Stiftung Brandenburgische Gedenkstätten Gedenk‑ und Begegnungsstätte Leistikowstraße Potsdam

1945-1991

Central Remand Prison of the Soviet Military Counterintelligence Service

 

In 1945, Europe saw the end of the Second World War, which Germany had begun and had waged especially brutally in Eastern Europe. In the wake of the Red Army, a number of Soviet intelligence services entered Germany, including Soviet military counterintelligence, SMERSH. Its mission was to foil any attempts by foreign agents or internal opponents to infiltrate or weaken the Soviet armed forces. It was responsible for the political surveillance of army personnel and for thwarting efforts directed by Western intelligence services against units of the Soviet Army that were stationed in the Soviet-occupied zone and subsequently in the GDR.

To this end, it kept all army properties, soldiers and officers, their families and the inhabitants of military settlements under observation, as well as German civilian employees and German citizens who came into contact with these people. The western intelligence services mainly planted agents in the latter group. This meant that the counterintelligence service was working directly against its Western opponents.

The Soviet service set up its German headquarters in an upmarket suburb of large villas in the north of Potsdam, between two historic parks: Neuer Garten and Pfingstberg. At the centre of this newly created restricted area, referred to as "Military Town No. 7", was the former home of the Evangelical Church Relief Association. It was converted for use as the central remand and transit prison for Soviet military counterintelligence.

The first internees were brought there as early as the late summer of 1945. The people imprisoned there between then and 1955 were mostly citizens of the Soviet Union, with numerous Germans and a few people of other nationalities. In the initial phase, the grounds for arrest were generally related to denazification and consolidating Soviet control, but this picture changed fundamentally as the East-West conflict took a more permanent form. From 1947 onward, the secret service mostly imprisoned people who really had been spying for Western intelligence services, but they often picked on others who had no involvement at all.

The inmates suffered from hunger, cold, isolation and poor hygiene. The Soviet interrogators used violence, sleep deprivation, solitary confinement and hours of interrogation to wear down suspects and force them into making confessions. Those who then appeared before a Soviet military tribunal (SMT) received harsh sentences in the form of unduly long jail terms or even execution.

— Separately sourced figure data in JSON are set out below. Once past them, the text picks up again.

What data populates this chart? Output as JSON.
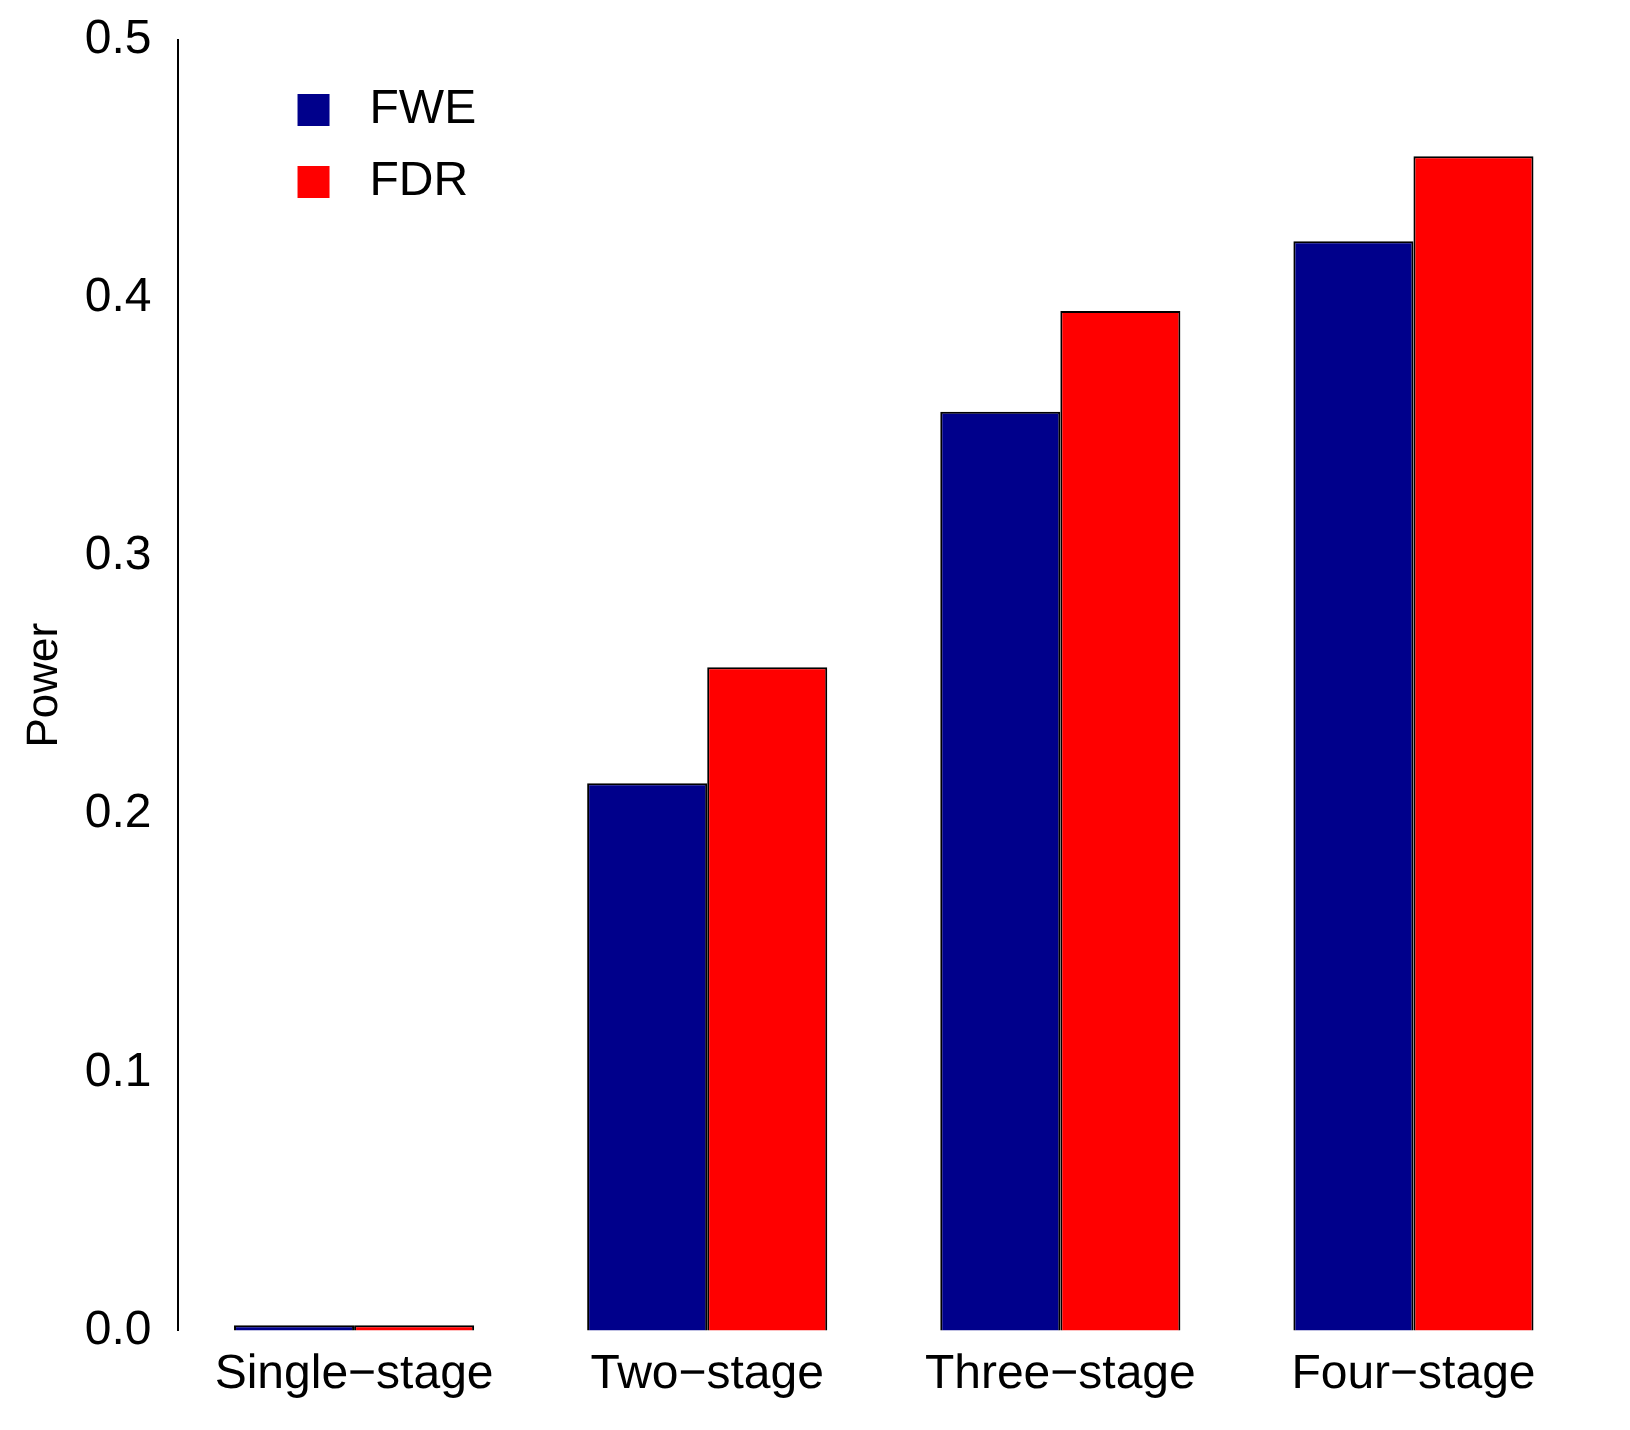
{
  "chart_data": {
    "type": "bar",
    "ylabel": "Power",
    "categories": [
      "Single−stage",
      "Two−stage",
      "Three−stage",
      "Four−stage"
    ],
    "series": [
      {
        "name": "FWE",
        "color": "#00008b",
        "values": [
          0.002,
          0.212,
          0.356,
          0.422
        ]
      },
      {
        "name": "FDR",
        "color": "#ff0000",
        "values": [
          0.002,
          0.257,
          0.395,
          0.455
        ]
      }
    ],
    "ylim": [
      0,
      0.5
    ],
    "yticks": [
      {
        "value": 0,
        "label": "0.0"
      },
      {
        "value": 0.1,
        "label": "0.1"
      },
      {
        "value": 0.2,
        "label": "0.2"
      },
      {
        "value": 0.3,
        "label": "0.3"
      },
      {
        "value": 0.4,
        "label": "0.4"
      },
      {
        "value": 0.5,
        "label": "0.5"
      }
    ],
    "grid": false,
    "legend": "top left"
  }
}
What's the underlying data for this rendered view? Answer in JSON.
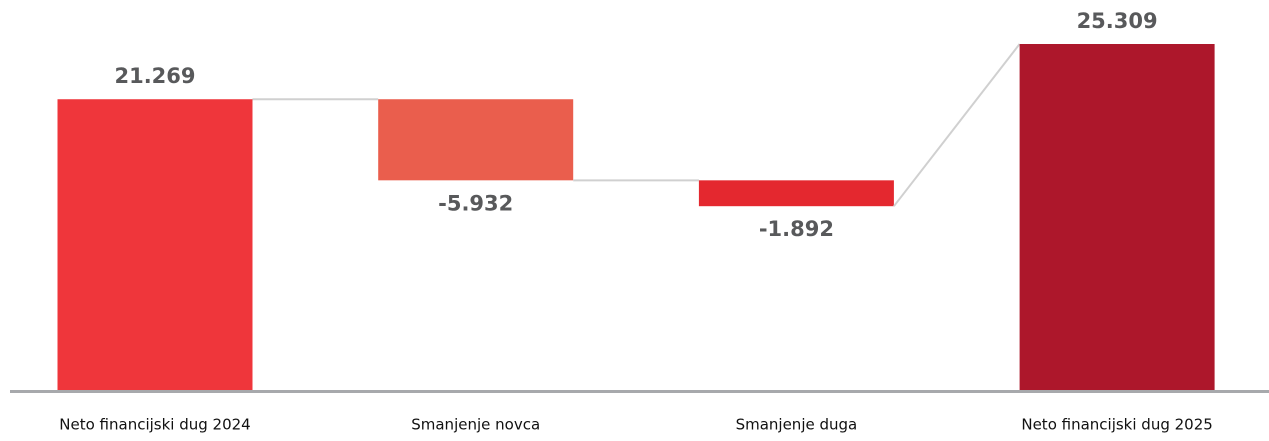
{
  "chart_data": {
    "type": "waterfall",
    "categories": [
      "Neto financijski dug 2024",
      "Smanjenje novca",
      "Smanjenje duga",
      "Neto financijski dug 2025"
    ],
    "values": [
      21269,
      -5932,
      -1892,
      25309
    ],
    "value_labels": [
      "21.269",
      "-5.932",
      "-1.892",
      "25.309"
    ],
    "colors": [
      "#ef363b",
      "#ea5e4d",
      "#e4282f",
      "#ad172b"
    ]
  }
}
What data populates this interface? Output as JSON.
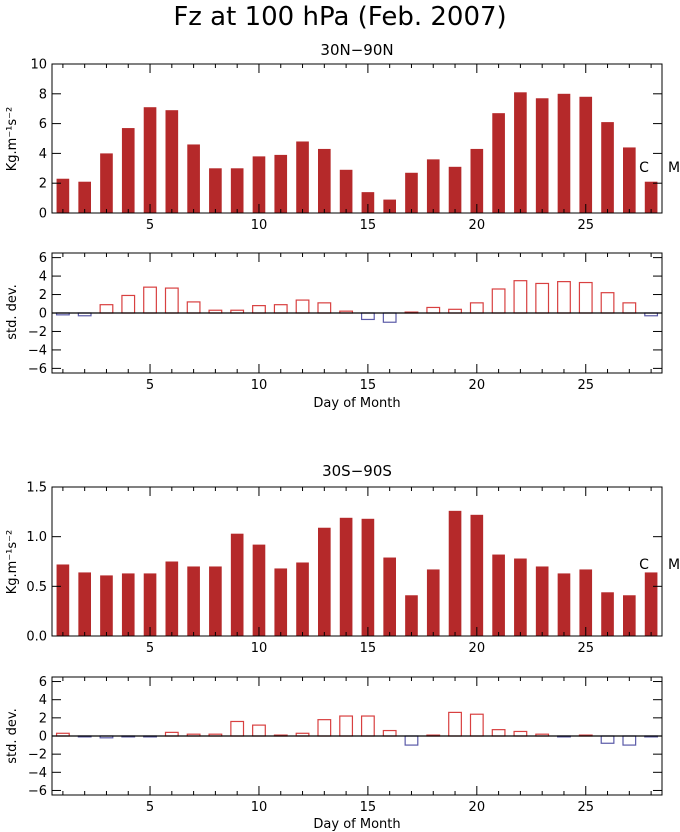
{
  "title": "Fz at 100 hPa (Feb. 2007)",
  "colors": {
    "bar": "#b5292a",
    "positive": "#d84040",
    "negative": "#5a5aa8",
    "axis": "#000000"
  },
  "x_label": "Day of Month",
  "chart_data": [
    {
      "type": "bar",
      "panel": "30N-90N flux",
      "title": "30N−90N",
      "ylabel": "Kg.m⁻¹s⁻²",
      "xlim": [
        0.5,
        28.5
      ],
      "ylim": [
        0,
        10
      ],
      "yticks": [
        "0",
        "2",
        "4",
        "6",
        "8",
        "10"
      ],
      "ytick_values": [
        0,
        2,
        4,
        6,
        8,
        10
      ],
      "xticks": [
        "5",
        "10",
        "15",
        "20",
        "25"
      ],
      "xtick_values": [
        5,
        10,
        15,
        20,
        25
      ],
      "annotations": [
        "C",
        "M"
      ],
      "x": [
        1,
        2,
        3,
        4,
        5,
        6,
        7,
        8,
        9,
        10,
        11,
        12,
        13,
        14,
        15,
        16,
        17,
        18,
        19,
        20,
        21,
        22,
        23,
        24,
        25,
        26,
        27,
        28
      ],
      "values": [
        2.3,
        2.1,
        4.0,
        5.7,
        7.1,
        6.9,
        4.6,
        3.0,
        3.0,
        3.8,
        3.9,
        4.8,
        4.3,
        2.9,
        1.4,
        0.9,
        2.7,
        3.6,
        3.1,
        4.3,
        6.7,
        8.1,
        7.7,
        8.0,
        7.8,
        6.1,
        4.4,
        2.1
      ]
    },
    {
      "type": "bar",
      "panel": "30N-90N std dev",
      "ylabel": "std. dev.",
      "xlabel": "Day of Month",
      "xlim": [
        0.5,
        28.5
      ],
      "ylim": [
        -6.5,
        6.5
      ],
      "yticks": [
        "6",
        "4",
        "2",
        "0",
        "−2",
        "−4",
        "−6"
      ],
      "ytick_values": [
        6,
        4,
        2,
        0,
        -2,
        -4,
        -6
      ],
      "xticks": [
        "5",
        "10",
        "15",
        "20",
        "25"
      ],
      "xtick_values": [
        5,
        10,
        15,
        20,
        25
      ],
      "x": [
        1,
        2,
        3,
        4,
        5,
        6,
        7,
        8,
        9,
        10,
        11,
        12,
        13,
        14,
        15,
        16,
        17,
        18,
        19,
        20,
        21,
        22,
        23,
        24,
        25,
        26,
        27,
        28
      ],
      "values": [
        -0.2,
        -0.3,
        0.9,
        1.9,
        2.8,
        2.7,
        1.2,
        0.3,
        0.3,
        0.8,
        0.9,
        1.4,
        1.1,
        0.2,
        -0.7,
        -1.0,
        0.1,
        0.6,
        0.4,
        1.1,
        2.6,
        3.5,
        3.2,
        3.4,
        3.3,
        2.2,
        1.1,
        -0.3
      ]
    },
    {
      "type": "bar",
      "panel": "30S-90S flux",
      "title": "30S−90S",
      "ylabel": "Kg.m⁻¹s⁻²",
      "xlim": [
        0.5,
        28.5
      ],
      "ylim": [
        0,
        1.5
      ],
      "yticks": [
        "0.0",
        "0.5",
        "1.0",
        "1.5"
      ],
      "ytick_values": [
        0,
        0.5,
        1.0,
        1.5
      ],
      "xticks": [
        "5",
        "10",
        "15",
        "20",
        "25"
      ],
      "xtick_values": [
        5,
        10,
        15,
        20,
        25
      ],
      "annotations": [
        "C",
        "M"
      ],
      "x": [
        1,
        2,
        3,
        4,
        5,
        6,
        7,
        8,
        9,
        10,
        11,
        12,
        13,
        14,
        15,
        16,
        17,
        18,
        19,
        20,
        21,
        22,
        23,
        24,
        25,
        26,
        27,
        28
      ],
      "values": [
        0.72,
        0.64,
        0.61,
        0.63,
        0.63,
        0.75,
        0.7,
        0.7,
        1.03,
        0.92,
        0.68,
        0.74,
        1.09,
        1.19,
        1.18,
        0.79,
        0.41,
        0.67,
        1.26,
        1.22,
        0.82,
        0.78,
        0.7,
        0.63,
        0.67,
        0.44,
        0.41,
        0.64
      ]
    },
    {
      "type": "bar",
      "panel": "30S-90S std dev",
      "ylabel": "std. dev.",
      "xlabel": "Day of Month",
      "xlim": [
        0.5,
        28.5
      ],
      "ylim": [
        -6.5,
        6.5
      ],
      "yticks": [
        "6",
        "4",
        "2",
        "0",
        "−2",
        "−4",
        "−6"
      ],
      "ytick_values": [
        6,
        4,
        2,
        0,
        -2,
        -4,
        -6
      ],
      "xticks": [
        "5",
        "10",
        "15",
        "20",
        "25"
      ],
      "xtick_values": [
        5,
        10,
        15,
        20,
        25
      ],
      "x": [
        1,
        2,
        3,
        4,
        5,
        6,
        7,
        8,
        9,
        10,
        11,
        12,
        13,
        14,
        15,
        16,
        17,
        18,
        19,
        20,
        21,
        22,
        23,
        24,
        25,
        26,
        27,
        28
      ],
      "values": [
        0.3,
        -0.1,
        -0.2,
        -0.1,
        -0.1,
        0.4,
        0.2,
        0.2,
        1.6,
        1.2,
        0.1,
        0.3,
        1.8,
        2.2,
        2.2,
        0.6,
        -1.0,
        0.1,
        2.6,
        2.4,
        0.7,
        0.5,
        0.2,
        -0.1,
        0.1,
        -0.8,
        -1.0,
        -0.1
      ]
    }
  ]
}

After 1955, counterintelligence used the prison for detaining military personnel and civilian employees of the Soviet armed forces as well as any members of their families who had committed a crime. They could be accused of disciplinary offences such as desertion and violating army regulations, or of criminal conduct offences. After being convicted, they served penal sentences in labour camps and prisons in the Soviet Union. The building was used as a secret service prison right up until the Soviet secret service (KGB) was disbanded in 1991.

Since 2012, it has housed a permanent exhibition about the history of the site and the fates of people who were associated with it.